The French have always had a penchant for fungi, but one day you may be more likely to find a cep cleaning up after a nuclear accident than being served in a souffle.
Edible mushrooms might not be an obvious choice, but French scientists believe a wild mushroom might soak up radioactive caesium-137 ions as easily as it can olive oil.
Caesium-137 was released in vast quantities by the explosion at the Chernobyl nuclear power station 16 years ago and could be a major contaminant from a terrorist "dirty bomb" (a conventional bomb carrying radioactive material).
Removing metal and radioactive contaminants from exposed land is a crucial task. Aside from the threat to the environment and the health of those living nearby, toxic metal ions can be carried into the food chain by vegetation.
One clean-up solution, known as bioremediation, involves planting species that might absorb the metals from the soil and then disposing of them safely. However, no plants thrive on soil contaminated by the alkali metal caesium. So, why not a fungus?
Anne-Marie Albrecht-Gary and her colleagues at the Louis Pasteur University and the University of Strasbourg think they have found the solution in the unlikely form of the tasty bay boletus, Xerocomus badius.
"Fungi often exhibit a remarkable ability to accumulate a large variety of elements, from the heaviest of the transition metals such as lead, to the alkali metals, including radioisotopes like caesium-137," says Albrecht-Gary in a recent issue of Chemical Communications.
But, she adds, little is known about how these fungi take up such metal ions. She and her colleagues have studied the chemistry of the two pigments that give the inside of the bay boletus cap its bright yellow colour - norbadione A and badione A.
These chemicals can act like molecular crab claws, grabbing hold of metal ions in a pincer movement known as chelation. The yellow colour of the pigments provided the team with the means to test how well each latches on to metals, such as caesium.

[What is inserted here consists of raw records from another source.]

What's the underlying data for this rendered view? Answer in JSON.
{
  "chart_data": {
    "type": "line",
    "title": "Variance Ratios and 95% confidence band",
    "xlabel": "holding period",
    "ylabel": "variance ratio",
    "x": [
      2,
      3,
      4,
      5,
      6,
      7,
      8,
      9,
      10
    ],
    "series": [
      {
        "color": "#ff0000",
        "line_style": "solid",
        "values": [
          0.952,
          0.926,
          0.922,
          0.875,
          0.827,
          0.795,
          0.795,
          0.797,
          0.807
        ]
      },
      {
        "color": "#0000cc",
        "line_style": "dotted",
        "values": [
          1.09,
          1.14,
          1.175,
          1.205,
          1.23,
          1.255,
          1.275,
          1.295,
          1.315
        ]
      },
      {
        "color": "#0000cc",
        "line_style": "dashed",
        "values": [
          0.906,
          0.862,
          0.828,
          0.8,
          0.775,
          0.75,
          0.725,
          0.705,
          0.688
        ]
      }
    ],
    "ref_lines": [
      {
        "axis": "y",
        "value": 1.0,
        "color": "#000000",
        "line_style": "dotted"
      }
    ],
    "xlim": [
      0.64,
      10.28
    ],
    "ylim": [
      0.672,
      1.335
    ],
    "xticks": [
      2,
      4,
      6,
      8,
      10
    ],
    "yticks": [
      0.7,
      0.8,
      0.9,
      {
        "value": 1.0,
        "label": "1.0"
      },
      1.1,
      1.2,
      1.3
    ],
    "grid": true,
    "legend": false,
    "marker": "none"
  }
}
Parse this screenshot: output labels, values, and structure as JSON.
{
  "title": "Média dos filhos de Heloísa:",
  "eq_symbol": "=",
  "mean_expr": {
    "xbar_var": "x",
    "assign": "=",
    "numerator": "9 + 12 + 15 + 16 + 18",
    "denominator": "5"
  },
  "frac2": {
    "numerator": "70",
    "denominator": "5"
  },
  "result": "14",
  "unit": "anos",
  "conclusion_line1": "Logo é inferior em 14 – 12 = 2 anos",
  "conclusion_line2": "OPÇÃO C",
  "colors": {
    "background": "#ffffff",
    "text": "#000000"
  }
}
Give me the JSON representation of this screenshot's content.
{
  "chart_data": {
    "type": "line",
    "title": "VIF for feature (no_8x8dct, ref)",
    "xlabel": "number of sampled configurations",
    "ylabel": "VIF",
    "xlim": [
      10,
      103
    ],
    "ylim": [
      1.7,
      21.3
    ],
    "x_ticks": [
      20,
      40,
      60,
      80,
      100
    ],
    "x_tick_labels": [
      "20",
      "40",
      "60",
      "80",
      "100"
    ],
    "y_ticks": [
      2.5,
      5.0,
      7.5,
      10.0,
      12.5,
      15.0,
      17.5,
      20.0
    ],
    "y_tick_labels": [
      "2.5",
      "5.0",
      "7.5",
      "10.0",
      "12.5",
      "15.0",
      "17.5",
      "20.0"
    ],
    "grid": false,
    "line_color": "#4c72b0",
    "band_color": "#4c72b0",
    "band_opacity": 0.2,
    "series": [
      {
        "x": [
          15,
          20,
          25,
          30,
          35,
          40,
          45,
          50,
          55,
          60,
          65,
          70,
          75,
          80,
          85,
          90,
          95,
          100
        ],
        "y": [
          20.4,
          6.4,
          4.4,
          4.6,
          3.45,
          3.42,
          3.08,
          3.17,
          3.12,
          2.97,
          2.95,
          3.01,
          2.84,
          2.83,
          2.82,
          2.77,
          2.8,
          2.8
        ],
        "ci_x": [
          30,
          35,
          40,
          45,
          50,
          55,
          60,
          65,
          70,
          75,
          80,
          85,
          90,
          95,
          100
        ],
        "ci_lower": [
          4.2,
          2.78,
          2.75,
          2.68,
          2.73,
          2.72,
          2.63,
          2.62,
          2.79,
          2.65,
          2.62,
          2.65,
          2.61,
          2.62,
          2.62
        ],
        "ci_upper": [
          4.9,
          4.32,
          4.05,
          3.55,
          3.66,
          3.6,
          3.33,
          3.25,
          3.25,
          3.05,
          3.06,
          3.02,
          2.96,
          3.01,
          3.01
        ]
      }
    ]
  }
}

They exploited the pigments' strong absorption of ultraviolet wavelengths to record a spectrum of the free pigment molecules. Their spectra in the presence of caesium ions are markedly different. UV spectroscopy coupled with chemical analysis revealed that norbadione A, in particular, can bind to radioactive caesium strongly. It can actually bind two caesium ions, whereas its weaker sibling badione A only has the strength to grip one at a time.
Albrecht-Gary and her colleagues believe that norbadione gets its strength from an allosteric effect. When one caesium ion enters the claw, the molecule's chemistry changes slightly so that a second gripping position opens up to accept another caesium, working like a double claw. Badione A, on the other hand has only one possible grip.
The researchers believe that norbadione A makes the bay boletus so good at sequestering radioactive caesium ions from the soil in which it grows that it should be used to remove this hazardous metal from contaminated land.
The team has dashed hopes for its use in removing toxic metals, such as radioactive caesium-137 cadmium and nickel, from the body. Its grip on alkali metals, such as the essential minerals sodium and potassium, is too strong.
Of, course one problem remains: what to do with the radioactive fungi…one can hardly cook them in an omelet.